Building a Practical Testing Workflow
A repeatable workflow for testing a web application with Burp:
- Define scope. Add the target domain/IP under Target > Scope. Enable "Show only in-scope items" in the site map.
- Passive crawl. Browse the application manually with Intercept off. Burp builds the site map passively.
- Active crawl (Pro). Run a crawler from the dashboard to discover hidden endpoints and parameters.
- Automated scan (Pro). Run the scanner against discovered content.
- Manual verification. For each finding, use Repeater to confirm exploitability.
- Parameter fuzzing. Use Intruder to test interesting parameters at scale.
- Authentication testing. Test session tokens for entropy, expiry, and fixation using Sequencer and Repeater.
Useful Extensions
Burp's BApp Store (Extensions tab) adds significant capability:
- Logger++ — enhanced request logging with filtering, useful for long sessions.
- Turbo Intruder — high-speed request sending, bypasses Community Edition rate limiting.
- AuthMatrix — maps access control across multiple roles.
- JS Miner — extracts endpoints and secrets from JavaScript files.
- Param Miner — discovers hidden parameters via header and body guessing.

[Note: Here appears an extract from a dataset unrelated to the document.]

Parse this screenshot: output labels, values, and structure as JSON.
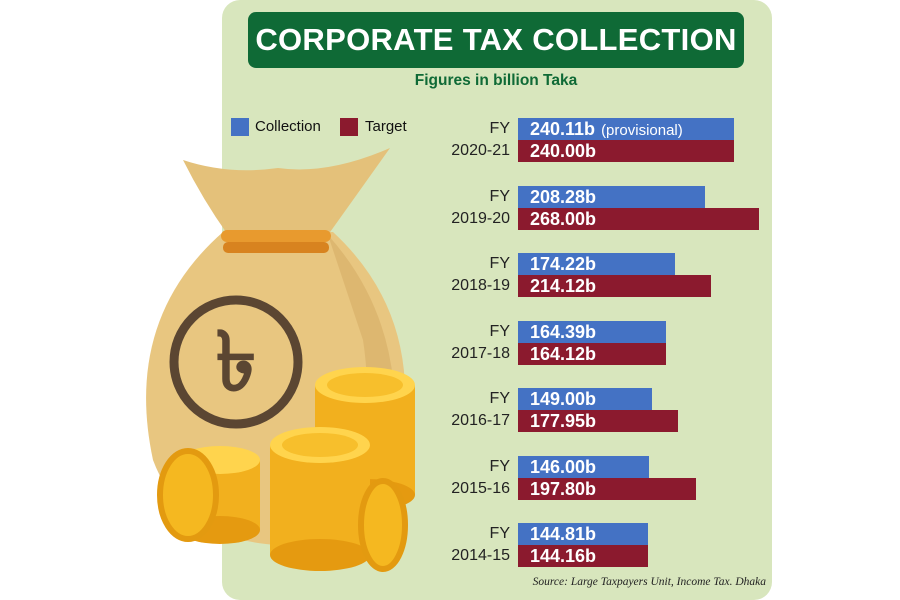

Install extensions under Extensions > BApp Store. Extensions written in Python require Jython, while Java extensions load natively.
Saving and Reporting
Save your work under Project > Save project (Pro) to preserve the full state including history, site map, and findings. For reports, go to Target > Site map, right-click the target, and select Generate report. Reports export as HTML or XML and include vulnerability details, evidence, and remediation recommendations.
For teams sharing findings, the XML export can feed into vulnerability management platforms or be parsed by custom scripts to populate issue trackers automatically.